If anyone was wondering whether she harbored bitter feelings for not being named to the post, those questions were soon answered when it became clear she held no grudges. In fact, she was the one who made the announcement on Tuesday that Cordray was officially the agency’s director. Her sole purpose was to demand answers from Congress on how it could collectively protect the nation’s big banks.
If they can break the law and drag in billions in profits and then turn around and settle paying out of those profits, then they don’t have much incentive to follow the law. The question I really want to ask is about how tough you are.
If the members believed they’d be able to bypass her, they soon learned just how wrong they were. Not only did members of Congress have to worry about the mere presence of CFPB, but they also had a formidable pairing with Cordray and Warren.
Warren has been aggressive and her no holds barred mindset allowed her the opportunity to demand answers from policy makers on how they enforce these new financial laws. At one point, Alisse B. Carter, SEC chairperson, was more than happy to respond with her assurances that if the banks were behaving in a manner that would justify tougher precautions, then those precautions would be put into place. That’s not what Warren asked, though,
Can you identify the last time you took the Wall Street banks to trial?
Carter insisted she’d get back with Warren on those exact numbers.
Cordray is Confirmed, Now What?
This appointment ensures Cordray is safe through 2018. As part of his contract, he can choose to resign at any time; however, Congress can’t touch him in any kind of power struggle. Further, Congress can’t interfere with CFPB’s efforts. In other words, the bullying is over. Keeping the banks honest is one of the biggest purposes the agency serves. Even as the negotiations went back and forth, CFPB has continued in its own mission of protecting consumers. It’s secured more than $425 million on fines and has addressed close to 150,000 consumer complaints. The complaints run the gamut, from credit card fraud to identity theft to problems with student loans. It should also be noted that in any given month – with no exception – there has been some big change or announcement out of the agency on a case it’s closed, a fine it’s put into place, a record broken with handling consumer complaints and more.
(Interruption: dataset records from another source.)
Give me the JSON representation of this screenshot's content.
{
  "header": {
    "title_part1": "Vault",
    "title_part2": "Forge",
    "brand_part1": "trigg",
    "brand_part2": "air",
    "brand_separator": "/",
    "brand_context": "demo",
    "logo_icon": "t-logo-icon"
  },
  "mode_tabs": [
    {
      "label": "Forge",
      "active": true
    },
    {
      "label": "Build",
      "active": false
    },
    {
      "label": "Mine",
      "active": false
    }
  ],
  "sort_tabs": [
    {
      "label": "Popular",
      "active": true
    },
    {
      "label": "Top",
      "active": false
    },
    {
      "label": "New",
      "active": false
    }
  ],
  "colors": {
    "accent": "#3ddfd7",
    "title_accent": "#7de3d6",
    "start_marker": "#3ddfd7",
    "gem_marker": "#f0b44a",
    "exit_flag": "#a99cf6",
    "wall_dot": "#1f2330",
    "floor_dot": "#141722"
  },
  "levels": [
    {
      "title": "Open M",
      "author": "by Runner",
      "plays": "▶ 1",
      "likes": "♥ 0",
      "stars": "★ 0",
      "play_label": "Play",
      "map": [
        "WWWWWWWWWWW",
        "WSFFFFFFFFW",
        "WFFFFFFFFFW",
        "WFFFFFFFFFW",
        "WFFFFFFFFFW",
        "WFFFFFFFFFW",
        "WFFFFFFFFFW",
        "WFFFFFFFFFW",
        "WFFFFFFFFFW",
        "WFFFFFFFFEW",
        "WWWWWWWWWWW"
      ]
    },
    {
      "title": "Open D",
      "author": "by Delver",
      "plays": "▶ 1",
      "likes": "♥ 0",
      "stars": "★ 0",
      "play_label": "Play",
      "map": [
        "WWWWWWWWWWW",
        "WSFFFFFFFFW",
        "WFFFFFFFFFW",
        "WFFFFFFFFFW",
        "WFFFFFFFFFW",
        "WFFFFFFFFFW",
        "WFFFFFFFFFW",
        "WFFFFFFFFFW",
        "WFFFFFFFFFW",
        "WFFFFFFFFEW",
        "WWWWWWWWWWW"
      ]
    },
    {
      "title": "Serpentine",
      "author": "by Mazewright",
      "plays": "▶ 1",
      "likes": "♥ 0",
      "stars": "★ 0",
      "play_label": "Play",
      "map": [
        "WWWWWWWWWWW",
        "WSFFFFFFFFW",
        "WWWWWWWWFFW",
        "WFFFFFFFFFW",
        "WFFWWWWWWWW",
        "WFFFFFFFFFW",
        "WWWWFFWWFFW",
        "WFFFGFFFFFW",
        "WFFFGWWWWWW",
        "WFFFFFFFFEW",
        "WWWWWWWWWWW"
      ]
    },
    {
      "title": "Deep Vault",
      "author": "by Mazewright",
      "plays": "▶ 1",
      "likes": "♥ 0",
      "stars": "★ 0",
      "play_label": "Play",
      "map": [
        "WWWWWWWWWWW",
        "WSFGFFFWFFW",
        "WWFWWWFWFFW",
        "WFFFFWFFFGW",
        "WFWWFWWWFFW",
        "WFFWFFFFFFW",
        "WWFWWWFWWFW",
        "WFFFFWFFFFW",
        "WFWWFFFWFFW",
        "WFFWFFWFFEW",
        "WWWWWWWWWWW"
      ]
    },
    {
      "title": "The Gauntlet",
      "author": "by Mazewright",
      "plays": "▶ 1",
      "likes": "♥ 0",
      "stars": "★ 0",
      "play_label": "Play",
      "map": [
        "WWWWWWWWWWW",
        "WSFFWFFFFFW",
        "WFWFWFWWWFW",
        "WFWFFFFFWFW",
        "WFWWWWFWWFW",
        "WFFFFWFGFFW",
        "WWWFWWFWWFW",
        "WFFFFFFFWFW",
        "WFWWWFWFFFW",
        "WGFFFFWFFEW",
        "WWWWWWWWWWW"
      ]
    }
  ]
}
CFPB has met all of its deadlines – all of them. The agency itself is relatively small with limited employees; however, it’s taken on the biggest names in the financial sector, including the big banks – Wells Fargo, Citi and even Chase. It’s gone head to head with the big credit card companies, including Bank One and American Express and it’s put into place a database that is practically foolproof. It’s not foolproof because of the massive algorithms built in, but rather, the small team makes it their collective business to handle the complaints in a proficient and cohesive manner.